Dogs: A Lesson Worth Learning

Bryden Smith

More stories from Bryden Smith

Dogs: A Lesson Worth Learning

Originally published on Sep. 7th, 2017.

A few weeks ago, I received a call from a friend/coworker who took the month of August off to drive cross-country with her brother and dog. Just the day before I had sent a text wishing her a happy birthday; then, between sobs, she broke the news to me that her dog, Benny, only a year old, had passed away. He had eaten a poisonous mushroom while on a hike and within 48 hours he was gone.

How do you even prepare for that?

It’s hard to breathe at first when you’re faced with the inevitable loss of your dog.  Sure, we know that humans almost always outlive their pets, and we know that the injuries or sicknesses that afflict them are often too expensive to fix. Many times, we are faced with euthanasia, a choice that no dog owner likes to make.

We conveniently, almost willfully, forget these truths for the sake of self-preservation. But make no mistake, someday your friend will leave you.

I struggled with what to say to her. I knew that there wasn’t much of anything that could make her feel better.

I remember the day she bought Benny, and I remember the first time I held him. I remember the two of us running around the park until we collapsed, the tall green grass obscuring everything but his floppy black ears and long snout.

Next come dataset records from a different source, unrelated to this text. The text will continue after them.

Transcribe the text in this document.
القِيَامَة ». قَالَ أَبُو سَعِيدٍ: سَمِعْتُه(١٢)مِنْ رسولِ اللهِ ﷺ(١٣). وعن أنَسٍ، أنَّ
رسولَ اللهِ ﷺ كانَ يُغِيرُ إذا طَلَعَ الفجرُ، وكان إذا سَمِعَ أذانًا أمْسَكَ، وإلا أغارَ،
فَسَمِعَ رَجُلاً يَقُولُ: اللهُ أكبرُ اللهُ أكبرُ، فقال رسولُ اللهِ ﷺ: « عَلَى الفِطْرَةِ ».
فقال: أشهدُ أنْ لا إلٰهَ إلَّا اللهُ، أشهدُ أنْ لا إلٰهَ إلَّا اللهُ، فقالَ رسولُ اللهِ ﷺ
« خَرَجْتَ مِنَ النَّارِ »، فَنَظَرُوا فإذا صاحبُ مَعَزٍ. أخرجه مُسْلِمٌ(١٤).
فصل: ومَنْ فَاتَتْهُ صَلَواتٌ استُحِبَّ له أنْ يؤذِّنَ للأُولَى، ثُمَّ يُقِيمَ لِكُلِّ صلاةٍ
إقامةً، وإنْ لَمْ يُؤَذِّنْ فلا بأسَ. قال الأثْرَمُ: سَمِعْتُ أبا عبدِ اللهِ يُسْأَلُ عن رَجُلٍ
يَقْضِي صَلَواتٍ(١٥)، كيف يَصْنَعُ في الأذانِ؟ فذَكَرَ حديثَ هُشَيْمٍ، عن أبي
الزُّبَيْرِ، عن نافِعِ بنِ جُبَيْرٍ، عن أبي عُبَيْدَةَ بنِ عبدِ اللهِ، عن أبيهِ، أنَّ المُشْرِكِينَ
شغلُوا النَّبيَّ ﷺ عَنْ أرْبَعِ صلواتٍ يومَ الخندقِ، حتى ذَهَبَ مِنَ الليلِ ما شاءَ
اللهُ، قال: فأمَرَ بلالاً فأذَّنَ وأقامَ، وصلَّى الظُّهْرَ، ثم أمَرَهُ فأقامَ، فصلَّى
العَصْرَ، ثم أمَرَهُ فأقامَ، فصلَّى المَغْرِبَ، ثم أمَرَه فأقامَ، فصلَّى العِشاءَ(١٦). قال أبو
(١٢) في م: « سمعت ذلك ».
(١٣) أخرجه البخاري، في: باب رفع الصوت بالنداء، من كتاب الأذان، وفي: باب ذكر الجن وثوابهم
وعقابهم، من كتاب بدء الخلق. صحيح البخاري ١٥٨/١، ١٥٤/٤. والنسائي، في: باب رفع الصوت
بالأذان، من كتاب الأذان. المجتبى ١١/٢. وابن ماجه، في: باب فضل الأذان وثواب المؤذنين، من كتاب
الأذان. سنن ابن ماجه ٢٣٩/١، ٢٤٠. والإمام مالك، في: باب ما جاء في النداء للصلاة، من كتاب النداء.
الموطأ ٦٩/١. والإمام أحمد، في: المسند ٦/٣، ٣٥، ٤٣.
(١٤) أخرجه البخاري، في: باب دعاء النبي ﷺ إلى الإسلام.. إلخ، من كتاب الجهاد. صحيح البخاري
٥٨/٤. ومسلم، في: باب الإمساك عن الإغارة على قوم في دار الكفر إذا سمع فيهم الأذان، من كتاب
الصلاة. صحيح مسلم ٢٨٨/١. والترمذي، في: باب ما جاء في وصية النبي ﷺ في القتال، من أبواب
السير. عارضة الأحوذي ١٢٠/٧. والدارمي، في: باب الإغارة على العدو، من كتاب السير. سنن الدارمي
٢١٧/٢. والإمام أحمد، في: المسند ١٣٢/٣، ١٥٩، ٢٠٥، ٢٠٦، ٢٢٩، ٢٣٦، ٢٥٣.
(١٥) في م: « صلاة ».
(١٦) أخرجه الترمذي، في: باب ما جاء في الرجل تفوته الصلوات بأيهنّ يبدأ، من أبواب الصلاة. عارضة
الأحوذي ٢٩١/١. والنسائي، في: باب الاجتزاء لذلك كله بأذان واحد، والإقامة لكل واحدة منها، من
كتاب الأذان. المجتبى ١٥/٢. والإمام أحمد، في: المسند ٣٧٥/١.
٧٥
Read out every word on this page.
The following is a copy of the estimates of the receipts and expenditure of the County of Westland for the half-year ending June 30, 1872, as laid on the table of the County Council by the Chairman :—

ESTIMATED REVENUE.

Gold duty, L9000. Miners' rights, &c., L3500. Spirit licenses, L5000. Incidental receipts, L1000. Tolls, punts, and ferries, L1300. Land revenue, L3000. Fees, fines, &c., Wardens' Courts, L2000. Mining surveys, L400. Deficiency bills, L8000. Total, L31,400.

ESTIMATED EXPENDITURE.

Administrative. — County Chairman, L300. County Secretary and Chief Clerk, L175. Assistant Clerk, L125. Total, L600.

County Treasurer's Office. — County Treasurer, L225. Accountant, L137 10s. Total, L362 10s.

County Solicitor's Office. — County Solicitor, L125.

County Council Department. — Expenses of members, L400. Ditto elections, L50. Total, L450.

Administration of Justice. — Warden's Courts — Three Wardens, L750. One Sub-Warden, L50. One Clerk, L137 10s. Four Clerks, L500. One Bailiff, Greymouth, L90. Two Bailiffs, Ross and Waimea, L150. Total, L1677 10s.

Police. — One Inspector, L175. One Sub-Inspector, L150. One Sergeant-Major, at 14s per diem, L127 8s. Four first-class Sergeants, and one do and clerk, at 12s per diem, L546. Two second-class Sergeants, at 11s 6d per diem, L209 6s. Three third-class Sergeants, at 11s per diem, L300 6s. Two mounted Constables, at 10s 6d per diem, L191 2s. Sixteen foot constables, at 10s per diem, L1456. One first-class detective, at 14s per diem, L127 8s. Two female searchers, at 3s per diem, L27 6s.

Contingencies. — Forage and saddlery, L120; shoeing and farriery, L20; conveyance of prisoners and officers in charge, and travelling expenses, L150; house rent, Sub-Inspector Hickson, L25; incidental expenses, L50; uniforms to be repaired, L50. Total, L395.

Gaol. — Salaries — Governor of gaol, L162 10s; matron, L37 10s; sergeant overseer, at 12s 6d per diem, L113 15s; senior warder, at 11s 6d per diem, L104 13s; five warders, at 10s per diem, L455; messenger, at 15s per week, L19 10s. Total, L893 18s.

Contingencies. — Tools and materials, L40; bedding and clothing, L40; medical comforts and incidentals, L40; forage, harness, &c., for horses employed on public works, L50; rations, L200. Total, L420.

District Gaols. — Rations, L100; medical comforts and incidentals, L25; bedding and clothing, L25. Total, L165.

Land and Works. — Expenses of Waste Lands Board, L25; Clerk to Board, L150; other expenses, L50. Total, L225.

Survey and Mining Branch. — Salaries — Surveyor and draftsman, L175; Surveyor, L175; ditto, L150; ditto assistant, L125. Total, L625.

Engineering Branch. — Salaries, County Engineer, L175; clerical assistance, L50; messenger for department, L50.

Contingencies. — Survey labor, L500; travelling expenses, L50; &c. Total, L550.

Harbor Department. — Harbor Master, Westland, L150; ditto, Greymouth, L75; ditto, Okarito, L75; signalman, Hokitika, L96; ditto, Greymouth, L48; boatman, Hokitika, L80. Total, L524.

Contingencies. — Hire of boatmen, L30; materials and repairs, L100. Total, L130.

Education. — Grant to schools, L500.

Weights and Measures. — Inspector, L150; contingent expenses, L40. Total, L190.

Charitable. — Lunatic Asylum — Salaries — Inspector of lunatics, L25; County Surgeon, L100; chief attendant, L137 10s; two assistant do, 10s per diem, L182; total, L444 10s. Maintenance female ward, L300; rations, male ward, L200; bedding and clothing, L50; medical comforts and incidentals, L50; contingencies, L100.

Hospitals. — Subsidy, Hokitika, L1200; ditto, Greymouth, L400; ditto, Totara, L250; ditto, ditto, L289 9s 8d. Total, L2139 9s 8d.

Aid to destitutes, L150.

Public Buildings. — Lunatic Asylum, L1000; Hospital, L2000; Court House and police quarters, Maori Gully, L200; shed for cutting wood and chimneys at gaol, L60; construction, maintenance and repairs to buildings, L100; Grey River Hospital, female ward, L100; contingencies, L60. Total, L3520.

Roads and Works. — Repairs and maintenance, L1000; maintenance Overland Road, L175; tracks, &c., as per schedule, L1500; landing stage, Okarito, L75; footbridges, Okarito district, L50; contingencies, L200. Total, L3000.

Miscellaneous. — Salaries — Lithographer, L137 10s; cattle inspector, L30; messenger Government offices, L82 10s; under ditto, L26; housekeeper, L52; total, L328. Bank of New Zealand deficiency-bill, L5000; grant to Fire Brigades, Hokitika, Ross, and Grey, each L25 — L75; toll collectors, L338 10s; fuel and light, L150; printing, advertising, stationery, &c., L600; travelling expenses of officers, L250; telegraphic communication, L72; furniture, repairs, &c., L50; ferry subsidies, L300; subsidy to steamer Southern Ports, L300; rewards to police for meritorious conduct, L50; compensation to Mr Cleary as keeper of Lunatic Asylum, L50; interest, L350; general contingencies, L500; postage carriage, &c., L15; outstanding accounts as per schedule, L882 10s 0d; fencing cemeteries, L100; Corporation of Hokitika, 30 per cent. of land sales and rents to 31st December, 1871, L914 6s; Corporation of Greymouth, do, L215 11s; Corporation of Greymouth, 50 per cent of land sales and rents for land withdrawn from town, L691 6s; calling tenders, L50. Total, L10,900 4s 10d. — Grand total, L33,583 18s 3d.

Then I thought back to last December when I had to say goodbye to Murphy, my own best friend. I had lost dogs before, but none that had hit me so hard. His last days with an enlarged heart before I finally put him down are more vivid in my mind than almost any others in my life. When I close my eyes I can feel his heavy head relax in my hands as the last shot kicked in.

But the good memories vastly outweigh the painful ones. There was the time he licked the tears off my face after my first girlfriend dumped me. There were the times he jumped on the trampoline with me when we were both just puppies. From all of the years with him, from all the good and all the bad, Murphy taught me one essential lesson: live in the moment.

Dogs are the personification of this idea, of this mentality which we as a society desire so deeply yet rarely attain. Dogs aren’t concerned with what happened yesterday, or what will happen tomorrow. They run like they never will again and eat like it’s their last meal. They love deeply without apprehension and they trust completely without fear. And when they die, they do so without regret, because their entire lives have been spent in the present.

That’s what eventually helped me get past Murphy’s death. While I was a sniveling mess, his eyes glimmered with a graceful acceptance; laying in my lap, he was at peace.

In many of the guided meditations I’ve done, objects in nature have been used to gain clarity and strength. They say to consider the stability of a mountain or the growth of a flower. In this respect, I believe our four-legged companions deserve similar contemplation. They teach us to be present: loving more and worrying less. They teach us to love meeting new people and to act braver than we actually are. They never stop chasing rabbits (even if they never catch them) and they’re never afraid to run out the front door.

Even death is more tolerable if we learn from dogs and appreciate life.